Chiral superconductivity near a fractional Chern insulator

Superconductivity arising from fully spin-polarized, repulsively interacting electrons can host intrinsically chiral Cooper pairs and Majorana zero modes, yet no concrete microscopic route to such a state has been established. Motivated by recent observations in twisted MoTe$_2$ and rhombohedral pentalayer graphene, where fractional Chern insulators (FCIs) appear adjacent to spin-valley-polarized superconductors, we investigate a minimal model: spinless electrons in the lowest Landau level subject to a tunable moire potential. Large-scale density-matrix renormalization group (DMRG) calculations show that, as the FCI gap closes, two nearly degenerate phases emerge before a metallic state forms.

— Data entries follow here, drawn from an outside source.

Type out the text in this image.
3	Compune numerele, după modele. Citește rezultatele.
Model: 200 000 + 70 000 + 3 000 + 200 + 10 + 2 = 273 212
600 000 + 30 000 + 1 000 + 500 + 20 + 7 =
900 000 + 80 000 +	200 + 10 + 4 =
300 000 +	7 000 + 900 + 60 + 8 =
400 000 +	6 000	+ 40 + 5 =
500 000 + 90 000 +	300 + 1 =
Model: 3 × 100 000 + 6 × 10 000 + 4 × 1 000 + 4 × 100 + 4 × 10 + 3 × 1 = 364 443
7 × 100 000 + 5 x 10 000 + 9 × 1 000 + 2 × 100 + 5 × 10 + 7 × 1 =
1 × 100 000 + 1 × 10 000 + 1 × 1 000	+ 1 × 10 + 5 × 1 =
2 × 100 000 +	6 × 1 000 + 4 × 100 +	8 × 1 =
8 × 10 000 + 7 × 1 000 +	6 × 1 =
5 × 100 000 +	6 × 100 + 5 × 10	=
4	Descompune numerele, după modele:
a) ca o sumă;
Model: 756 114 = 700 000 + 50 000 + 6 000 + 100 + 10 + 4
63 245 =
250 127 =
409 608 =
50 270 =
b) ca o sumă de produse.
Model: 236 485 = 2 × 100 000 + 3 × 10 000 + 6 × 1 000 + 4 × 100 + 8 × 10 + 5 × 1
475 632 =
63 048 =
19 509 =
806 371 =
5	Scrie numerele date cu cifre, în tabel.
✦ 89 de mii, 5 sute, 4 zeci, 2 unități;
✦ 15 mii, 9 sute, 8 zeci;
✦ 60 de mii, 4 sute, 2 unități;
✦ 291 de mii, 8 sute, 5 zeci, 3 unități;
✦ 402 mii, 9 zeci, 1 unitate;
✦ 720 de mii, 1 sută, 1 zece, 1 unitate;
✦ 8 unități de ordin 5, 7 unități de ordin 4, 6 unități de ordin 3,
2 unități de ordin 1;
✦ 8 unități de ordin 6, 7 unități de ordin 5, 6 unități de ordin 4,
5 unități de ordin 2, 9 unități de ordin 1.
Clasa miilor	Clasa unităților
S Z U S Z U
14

A chiral $f+if$ superconductor and a commensurate $\sqrt{3} \times \sqrt{3}$ charge-density wave (CDW) differ in energy by less than $1\%$, reproducing the distinct superconducting and re-entrant integer quantum Hall (RIQH) phases experimentally observed near the FCI regime. The superconducting dome remains robust against realistic Coulomb screening, light doping, and variations in lattice geometry. Melting the FCI therefore provides a new mechanism for realizing spin-polarized chiral superconductivity and RIQH order. We predict that twisted MoTe$_2$ at larger twist angles will develop a superconducting dome even at filling $ν= 2/3$, and suppressing this superconductivity with a magnetic field should drive the system into an RIQH state.